Nintendo is greedy AF. They purposefully create artificial scarcity to boost the value of their products. Last Christmas they re-released SNES Mini and the year before that the NES mini. Now, they could have given us all their games and created plenty of consoles for everyone, but instead they greatly limited both. It's for reasons like this that even white-hat hackers will say "no" and do some quasi-illegal stuff to bring these classics to the masses, free of charge.
First, you need an emulator. I use Nestopia for NES and ZSNES for SNES.
As you may or may not know, using a program may be illegal, but creating it is not. These emulators are totally legal. You aren't breaching copyright law until you download the roms, which are the game files.
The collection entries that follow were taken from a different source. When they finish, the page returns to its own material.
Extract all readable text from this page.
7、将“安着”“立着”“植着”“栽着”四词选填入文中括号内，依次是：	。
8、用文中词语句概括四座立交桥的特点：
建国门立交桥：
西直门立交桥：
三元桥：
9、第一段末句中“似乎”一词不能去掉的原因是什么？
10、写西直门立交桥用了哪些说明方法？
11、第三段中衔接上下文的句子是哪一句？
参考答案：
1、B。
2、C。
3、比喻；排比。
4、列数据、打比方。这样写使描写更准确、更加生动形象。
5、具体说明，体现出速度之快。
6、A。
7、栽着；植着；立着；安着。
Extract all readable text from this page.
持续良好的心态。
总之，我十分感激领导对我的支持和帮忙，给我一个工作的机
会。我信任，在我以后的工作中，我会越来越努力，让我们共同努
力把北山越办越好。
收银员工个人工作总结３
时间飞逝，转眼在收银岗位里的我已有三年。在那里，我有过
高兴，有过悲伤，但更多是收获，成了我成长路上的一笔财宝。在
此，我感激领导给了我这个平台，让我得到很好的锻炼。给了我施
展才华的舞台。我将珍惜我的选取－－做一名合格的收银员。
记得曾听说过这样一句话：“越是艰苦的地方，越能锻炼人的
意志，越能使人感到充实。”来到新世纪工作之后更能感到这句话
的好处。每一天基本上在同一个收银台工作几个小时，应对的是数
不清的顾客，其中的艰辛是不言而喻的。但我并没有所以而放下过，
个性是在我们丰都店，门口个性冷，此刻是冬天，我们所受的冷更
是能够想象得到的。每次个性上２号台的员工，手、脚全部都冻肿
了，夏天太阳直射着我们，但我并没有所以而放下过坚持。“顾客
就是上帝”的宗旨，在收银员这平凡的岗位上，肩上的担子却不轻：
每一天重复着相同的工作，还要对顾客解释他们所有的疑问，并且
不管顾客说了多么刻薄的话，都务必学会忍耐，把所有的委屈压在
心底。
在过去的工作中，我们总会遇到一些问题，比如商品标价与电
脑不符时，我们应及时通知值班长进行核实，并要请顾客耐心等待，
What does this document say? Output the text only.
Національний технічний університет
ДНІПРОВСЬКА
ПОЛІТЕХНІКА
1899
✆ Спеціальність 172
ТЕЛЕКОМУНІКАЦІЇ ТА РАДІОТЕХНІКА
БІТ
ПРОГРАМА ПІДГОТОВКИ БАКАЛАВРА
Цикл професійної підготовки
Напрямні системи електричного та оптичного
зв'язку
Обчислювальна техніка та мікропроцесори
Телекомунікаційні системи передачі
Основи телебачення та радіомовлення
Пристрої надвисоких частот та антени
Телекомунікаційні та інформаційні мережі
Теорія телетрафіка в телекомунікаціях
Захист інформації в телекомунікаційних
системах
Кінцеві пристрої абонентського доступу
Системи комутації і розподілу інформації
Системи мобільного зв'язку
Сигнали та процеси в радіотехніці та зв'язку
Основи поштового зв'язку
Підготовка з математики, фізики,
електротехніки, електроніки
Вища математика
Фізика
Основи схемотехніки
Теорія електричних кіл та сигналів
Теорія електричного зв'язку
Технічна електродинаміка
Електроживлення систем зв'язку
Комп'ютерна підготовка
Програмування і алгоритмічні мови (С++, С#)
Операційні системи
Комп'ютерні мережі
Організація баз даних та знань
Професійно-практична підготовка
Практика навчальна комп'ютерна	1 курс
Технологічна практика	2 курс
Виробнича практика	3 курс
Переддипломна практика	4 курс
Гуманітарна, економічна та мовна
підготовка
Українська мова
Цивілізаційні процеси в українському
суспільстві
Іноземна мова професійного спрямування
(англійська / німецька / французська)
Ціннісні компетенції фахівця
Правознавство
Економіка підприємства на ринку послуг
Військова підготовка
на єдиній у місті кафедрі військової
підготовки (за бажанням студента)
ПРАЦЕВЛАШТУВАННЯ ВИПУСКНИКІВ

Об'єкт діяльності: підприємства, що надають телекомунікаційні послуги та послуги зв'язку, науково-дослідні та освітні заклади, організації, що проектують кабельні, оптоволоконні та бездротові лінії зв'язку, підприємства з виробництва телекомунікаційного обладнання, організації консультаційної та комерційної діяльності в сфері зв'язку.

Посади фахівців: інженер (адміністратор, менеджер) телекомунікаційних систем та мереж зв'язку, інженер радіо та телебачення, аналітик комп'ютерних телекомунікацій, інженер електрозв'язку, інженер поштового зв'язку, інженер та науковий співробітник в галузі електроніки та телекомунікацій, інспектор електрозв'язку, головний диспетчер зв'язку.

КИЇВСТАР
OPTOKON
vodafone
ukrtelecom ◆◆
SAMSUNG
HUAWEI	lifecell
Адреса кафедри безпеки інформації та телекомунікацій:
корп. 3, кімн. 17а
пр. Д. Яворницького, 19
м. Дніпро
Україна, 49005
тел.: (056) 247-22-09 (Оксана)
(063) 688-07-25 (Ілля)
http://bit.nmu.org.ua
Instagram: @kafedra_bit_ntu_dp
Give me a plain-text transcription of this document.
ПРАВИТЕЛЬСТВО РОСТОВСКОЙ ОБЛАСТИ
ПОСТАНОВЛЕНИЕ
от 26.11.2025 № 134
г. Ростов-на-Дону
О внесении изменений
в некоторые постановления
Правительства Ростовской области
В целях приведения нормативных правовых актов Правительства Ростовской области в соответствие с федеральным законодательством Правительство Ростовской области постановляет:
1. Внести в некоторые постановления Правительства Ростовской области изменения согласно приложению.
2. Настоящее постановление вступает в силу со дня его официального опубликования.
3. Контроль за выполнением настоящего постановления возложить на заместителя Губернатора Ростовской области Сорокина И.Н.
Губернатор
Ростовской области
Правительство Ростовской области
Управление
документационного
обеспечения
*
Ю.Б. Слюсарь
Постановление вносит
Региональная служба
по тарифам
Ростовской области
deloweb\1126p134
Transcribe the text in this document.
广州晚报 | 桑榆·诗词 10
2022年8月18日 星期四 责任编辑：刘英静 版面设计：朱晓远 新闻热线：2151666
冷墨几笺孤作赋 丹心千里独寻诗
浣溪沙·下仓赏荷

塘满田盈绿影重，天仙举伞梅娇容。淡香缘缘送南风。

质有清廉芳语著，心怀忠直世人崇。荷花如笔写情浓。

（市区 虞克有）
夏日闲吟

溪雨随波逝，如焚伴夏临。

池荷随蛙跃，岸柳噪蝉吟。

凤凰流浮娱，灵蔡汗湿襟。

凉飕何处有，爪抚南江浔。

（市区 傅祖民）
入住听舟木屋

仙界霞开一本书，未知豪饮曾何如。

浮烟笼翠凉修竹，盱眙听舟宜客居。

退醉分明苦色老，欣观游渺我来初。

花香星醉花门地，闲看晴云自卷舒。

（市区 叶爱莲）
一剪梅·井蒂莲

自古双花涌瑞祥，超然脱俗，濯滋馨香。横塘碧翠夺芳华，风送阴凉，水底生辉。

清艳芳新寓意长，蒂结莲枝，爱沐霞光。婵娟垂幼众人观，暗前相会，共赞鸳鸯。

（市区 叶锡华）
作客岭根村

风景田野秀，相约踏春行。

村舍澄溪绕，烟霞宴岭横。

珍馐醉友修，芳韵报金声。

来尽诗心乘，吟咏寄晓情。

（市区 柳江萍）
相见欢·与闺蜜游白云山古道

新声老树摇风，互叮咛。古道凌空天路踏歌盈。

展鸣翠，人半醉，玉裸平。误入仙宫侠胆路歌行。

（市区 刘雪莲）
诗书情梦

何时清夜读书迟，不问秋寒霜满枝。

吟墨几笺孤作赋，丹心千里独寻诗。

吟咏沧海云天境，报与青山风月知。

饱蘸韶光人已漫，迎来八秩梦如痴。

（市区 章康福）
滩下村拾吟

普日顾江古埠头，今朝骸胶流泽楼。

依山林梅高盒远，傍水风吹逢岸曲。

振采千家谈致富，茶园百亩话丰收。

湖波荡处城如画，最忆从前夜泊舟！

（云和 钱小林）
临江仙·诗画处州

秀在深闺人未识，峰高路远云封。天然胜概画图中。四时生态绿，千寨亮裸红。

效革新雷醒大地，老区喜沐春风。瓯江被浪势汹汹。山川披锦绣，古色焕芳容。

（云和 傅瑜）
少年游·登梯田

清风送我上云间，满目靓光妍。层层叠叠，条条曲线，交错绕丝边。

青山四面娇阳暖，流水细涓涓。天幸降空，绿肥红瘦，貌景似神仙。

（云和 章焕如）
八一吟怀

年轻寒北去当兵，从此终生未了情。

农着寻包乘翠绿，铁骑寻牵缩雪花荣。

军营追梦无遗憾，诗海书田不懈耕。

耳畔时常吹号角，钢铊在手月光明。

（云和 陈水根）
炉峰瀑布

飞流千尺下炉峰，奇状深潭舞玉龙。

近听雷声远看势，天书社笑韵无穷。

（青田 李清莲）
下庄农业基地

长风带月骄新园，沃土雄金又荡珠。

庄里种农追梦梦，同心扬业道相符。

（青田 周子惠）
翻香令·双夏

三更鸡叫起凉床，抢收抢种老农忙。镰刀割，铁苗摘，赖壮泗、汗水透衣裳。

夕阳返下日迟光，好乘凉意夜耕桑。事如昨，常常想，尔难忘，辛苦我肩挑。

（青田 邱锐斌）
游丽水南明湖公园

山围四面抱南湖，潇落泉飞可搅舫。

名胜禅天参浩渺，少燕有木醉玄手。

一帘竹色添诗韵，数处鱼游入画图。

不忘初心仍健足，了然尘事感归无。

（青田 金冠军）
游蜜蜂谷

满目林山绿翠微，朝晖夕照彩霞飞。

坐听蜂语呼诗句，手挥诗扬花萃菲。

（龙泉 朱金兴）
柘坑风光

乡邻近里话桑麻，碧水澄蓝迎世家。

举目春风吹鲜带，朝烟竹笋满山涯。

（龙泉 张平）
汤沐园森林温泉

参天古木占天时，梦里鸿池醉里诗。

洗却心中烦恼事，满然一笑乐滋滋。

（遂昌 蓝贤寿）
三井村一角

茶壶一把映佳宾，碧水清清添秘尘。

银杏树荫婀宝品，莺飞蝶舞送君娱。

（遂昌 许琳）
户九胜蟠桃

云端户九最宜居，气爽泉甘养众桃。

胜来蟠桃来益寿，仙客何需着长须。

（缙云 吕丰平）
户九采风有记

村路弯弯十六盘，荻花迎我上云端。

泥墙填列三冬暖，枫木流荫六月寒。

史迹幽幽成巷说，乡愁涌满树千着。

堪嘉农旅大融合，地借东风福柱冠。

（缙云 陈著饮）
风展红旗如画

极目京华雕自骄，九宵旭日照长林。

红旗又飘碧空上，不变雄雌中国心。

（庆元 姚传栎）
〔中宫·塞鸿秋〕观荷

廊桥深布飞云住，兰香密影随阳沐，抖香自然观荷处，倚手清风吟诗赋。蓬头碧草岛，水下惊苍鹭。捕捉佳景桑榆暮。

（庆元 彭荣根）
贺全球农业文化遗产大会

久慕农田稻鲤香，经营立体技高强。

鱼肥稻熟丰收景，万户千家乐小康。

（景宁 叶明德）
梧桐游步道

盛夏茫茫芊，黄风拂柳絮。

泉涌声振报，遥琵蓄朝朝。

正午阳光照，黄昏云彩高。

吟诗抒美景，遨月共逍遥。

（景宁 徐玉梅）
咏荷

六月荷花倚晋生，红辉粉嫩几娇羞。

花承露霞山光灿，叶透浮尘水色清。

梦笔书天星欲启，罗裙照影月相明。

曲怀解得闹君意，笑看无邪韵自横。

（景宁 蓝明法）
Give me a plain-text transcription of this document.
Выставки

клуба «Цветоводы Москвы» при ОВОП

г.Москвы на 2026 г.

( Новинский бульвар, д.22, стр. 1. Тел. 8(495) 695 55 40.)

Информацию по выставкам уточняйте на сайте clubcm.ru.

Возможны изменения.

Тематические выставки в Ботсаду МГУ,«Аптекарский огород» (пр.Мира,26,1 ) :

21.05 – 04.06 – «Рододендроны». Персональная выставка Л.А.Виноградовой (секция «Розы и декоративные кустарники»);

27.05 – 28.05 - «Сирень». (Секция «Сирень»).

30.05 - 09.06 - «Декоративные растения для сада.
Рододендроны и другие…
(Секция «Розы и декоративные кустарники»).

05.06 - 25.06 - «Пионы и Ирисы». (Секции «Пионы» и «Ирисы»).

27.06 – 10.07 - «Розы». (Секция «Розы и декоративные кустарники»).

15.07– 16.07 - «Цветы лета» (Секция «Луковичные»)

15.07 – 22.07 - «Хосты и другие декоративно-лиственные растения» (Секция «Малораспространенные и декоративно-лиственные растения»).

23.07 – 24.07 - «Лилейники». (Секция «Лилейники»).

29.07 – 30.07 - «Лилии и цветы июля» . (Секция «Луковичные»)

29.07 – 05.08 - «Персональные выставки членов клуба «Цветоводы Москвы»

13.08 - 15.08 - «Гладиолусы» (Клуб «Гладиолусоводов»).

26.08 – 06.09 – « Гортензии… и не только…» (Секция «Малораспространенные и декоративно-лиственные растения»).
nes roms https://thepiratebay.org/search/nes%20roms/0/99/0
snes roms https://thepiratebay.org/search/snes%20roms/0/99/0
Downloading these is what infringes copyright, but if you think Nintendo will come after you for it just remember that money rules the world. It's only worth going after the centralized entity that is distributing the copyrighted material. In this case, it's thepiratebay.org. As we all know, try as they might, the establishment has not been able to stop torrents, so there is really nothing to worry about. Long live peer to peer decentralization!
At one point (ten years ago) I was getting strikes on my account all the time from my internet service provider. I remember the first one was from an HBO TV show called Rome that my roommate had downloaded. They had a three-strikes-and-you're-out rule. Guess how many strikes I got? Five. I later found out that a strike gets deleted after 6 months, but I wonder if they were ever going to terminate my account. After all, they would lose money.
When it really comes down to it ISPs don't care at all if you use their service to break the law. All they care about is money. When intellectual property owners come crying to the ISPs, the ISPs will shine them on and make it look like they are doing something about it when they actually aren't. It's not their problem. Capitalism at its finest.